En l’année 5771, j’étais de passage en Argentine quelques jours avant Chavouot. Je fus reçu par une communauté que j’ai, grâce à D., eu le mérite de rapprocher considérablement de nos sources et qui, depuis, est en pleine expansion, ses membres progressant de manière impressionnante en Torah et en crainte du Ciel. L’un d’entre eux se présenta alors à moi, accompagné d’un associé avec lequel il entretenait des liens commerciaux ; cet homme, qui avait une fille gravement malade, venait solliciter ma bénédiction en sa faveur.

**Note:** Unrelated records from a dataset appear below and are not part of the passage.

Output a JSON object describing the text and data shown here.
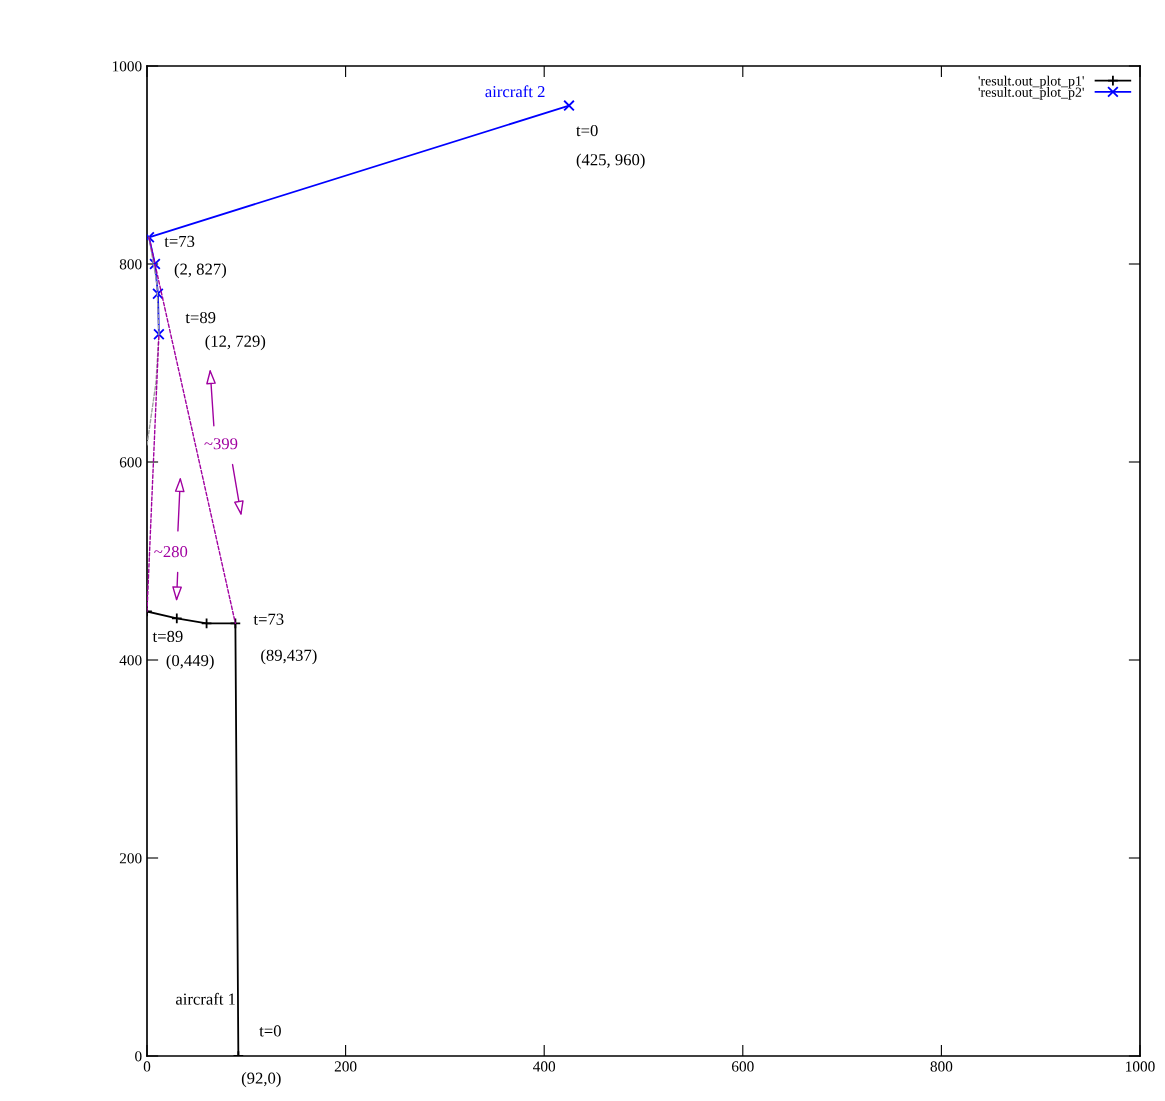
{
  "chart_data": {
    "type": "line",
    "xlim": [
      0,
      1000
    ],
    "ylim": [
      0,
      1000
    ],
    "xticks": [
      0,
      200,
      400,
      600,
      800,
      1000
    ],
    "yticks": [
      0,
      200,
      400,
      600,
      800,
      1000
    ],
    "grid": false,
    "legend": "top right",
    "series": [
      {
        "name": "'result.out_plot_p1'",
        "color": "#000000",
        "marker": "plus",
        "x": [
          92,
          89,
          60,
          30,
          0
        ],
        "values": [
          0,
          437,
          437,
          442,
          449
        ]
      },
      {
        "name": "'result.out_plot_p2'",
        "color": "#0000ff",
        "marker": "cross",
        "x": [
          425,
          2,
          8,
          11,
          12
        ],
        "values": [
          960,
          827,
          800,
          770,
          729
        ]
      },
      {
        "color": "#a000a0",
        "line_style": "dashed",
        "marker": "none",
        "x": [
          2,
          89
        ],
        "values": [
          827,
          437
        ]
      },
      {
        "color": "#a000a0",
        "line_style": "dashed",
        "marker": "none",
        "x": [
          0,
          12
        ],
        "values": [
          449,
          729
        ]
      },
      {
        "color": "#a0a0a0",
        "line_style": "dashed",
        "marker": "none",
        "x": [
          2,
          10,
          12,
          9,
          0
        ],
        "values": [
          827,
          780,
          729,
          680,
          617
        ]
      }
    ],
    "annotations": [
      {
        "text": "t=0",
        "x": 92,
        "y": 0
      },
      {
        "text": "(92,0)",
        "x": 92,
        "y": 0
      },
      "aircraft 1",
      {
        "text": "t=73",
        "x": 89,
        "y": 437
      },
      {
        "text": "(89,437)",
        "x": 89,
        "y": 437
      },
      {
        "text": "t=89",
        "x": 0,
        "y": 449
      },
      "(0,449)",
      {
        "text": "t=0",
        "x": 425,
        "y": 960
      },
      {
        "text": "(425, 960)",
        "x": 425,
        "y": 960
      },
      {
        "text": "aircraft 2",
        "x": 425,
        "y": 960
      },
      {
        "text": "t=73",
        "x": 2,
        "y": 827
      },
      {
        "text": "(2, 827)",
        "x": 2,
        "y": 827
      },
      {
        "text": "t=89",
        "x": 12,
        "y": 729
      },
      {
        "text": "(12, 729)",
        "x": 12,
        "y": 729
      },
      "~399",
      "~280"
    ]
  }
}
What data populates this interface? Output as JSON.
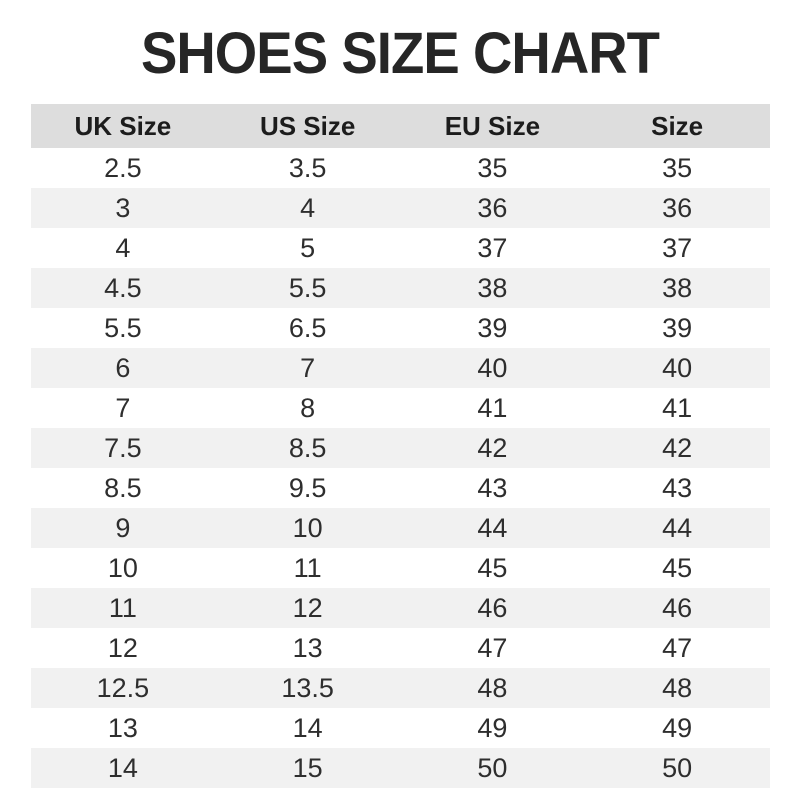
{
  "page": {
    "title": "SHOES SIZE CHART"
  },
  "colors": {
    "background": "#ffffff",
    "title_text": "#262626",
    "header_bg": "#dddddd",
    "row_alt_bg": "#f1f1f1",
    "cell_text": "#2e2e2e"
  },
  "chart_data": {
    "type": "table",
    "title": "SHOES SIZE CHART",
    "columns": [
      "UK Size",
      "US Size",
      "EU Size",
      "Size"
    ],
    "rows": [
      [
        "2.5",
        "3.5",
        "35",
        "35"
      ],
      [
        "3",
        "4",
        "36",
        "36"
      ],
      [
        "4",
        "5",
        "37",
        "37"
      ],
      [
        "4.5",
        "5.5",
        "38",
        "38"
      ],
      [
        "5.5",
        "6.5",
        "39",
        "39"
      ],
      [
        "6",
        "7",
        "40",
        "40"
      ],
      [
        "7",
        "8",
        "41",
        "41"
      ],
      [
        "7.5",
        "8.5",
        "42",
        "42"
      ],
      [
        "8.5",
        "9.5",
        "43",
        "43"
      ],
      [
        "9",
        "10",
        "44",
        "44"
      ],
      [
        "10",
        "11",
        "45",
        "45"
      ],
      [
        "11",
        "12",
        "46",
        "46"
      ],
      [
        "12",
        "13",
        "47",
        "47"
      ],
      [
        "12.5",
        "13.5",
        "48",
        "48"
      ],
      [
        "13",
        "14",
        "49",
        "49"
      ],
      [
        "14",
        "15",
        "50",
        "50"
      ]
    ]
  }
}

Généralement, j’ai l’habitude d’écrire ma bénédiction sur une feuille de nos institutions, sur laquelle figure le portrait de mon grand-père, le saint Rabbi ‘Haïm Pinto, de mémoire bénie, ainsi que, sur le côté, le verset : « De grâce, D., veuille la guérir ». Mais, lorsque c’est un non-juif qui vient la solliciter, je l’écris plutôt sur une feuille vierge, conscient qu’il ne saurait respecter la sainteté d’un papier contenant des mots saints. Or, cette fois-ci, je me mis, très curieusement, à écrire ma bénédiction sur une feuille de nos institutions. Connaissant cette habitude, le Juif qui avait introduit son ami auprès de moi, me souligna aussitôt mon erreur, suite à quoi je m’arrêtai net.

Son associé, témoin de la scène et de mon hésitation, demanda à son ami pourquoi je n’avais pas terminé d’écrire ma bénédiction. Il lui expliqua alors que lorsque je remettais ma bénédiction à des non-juifs, je l’écrivais généralement sur une feuille vierge afin d’éviter tout risque de profanation de versets saints. Pour nous rassurer, il s’empressa de s’exclamer : « Mais ma mère est juive ! » A la fois ému et sidéré, je lui dis : « Si c’est ainsi, tu l’es toi aussi ! Ce n’est pas pour rien que D. a voulu que je t’écrive ma bénédiction sur cette feuille-là ! »

L’homme, ébranlé par mes paroles, en éprouva un immense bonheur, qui pouvait se lire sur son visage. Voilà qu’il faisait lui aussi partie du peuple élu ! Néanmoins, lorsqu’il prit conscience de la complexité de sa situation personnelle du fait que, étant marié avec une non-juive, ses enfants l’étaient également, sa joie eut vite fait de se ternir. En théorie, il devait couper tout lien avec son épouse et garder ses distances vis-à-vis de ses enfants, à moins qu’il ne les convertisse, en bonne et due forme, au judaïsme.

Moi-même touché par sa douleur, je lui dis : « Dans quelques jours, c’est la fête de Chavouot, où nous célébrons le don de la Torah. Ces jours saints diffusent une atmosphère spirituelle particulière, propre à purifier notre âme. Néanmoins, celui qui veut en profiter et pouvoir y être réceptif, doit apprêter son cœur et se travailler. » Après avoir béni sa fille d’une prompte guérison, je le quittai non sans lui témoigner des marques de chaleur. J’espère que mes paroles pures sont parvenues à pénétrer son cœur et ont suscité son repentir, l’aidant à tourner la page et à entamer une nouvelle existence de Juif pratiquant.

Puissions-nous avoir tous le mérite de raffermir notre amour et notre crainte de l’Eternel et d’observer, toute notre vie durant, Ses commandements ! Amen.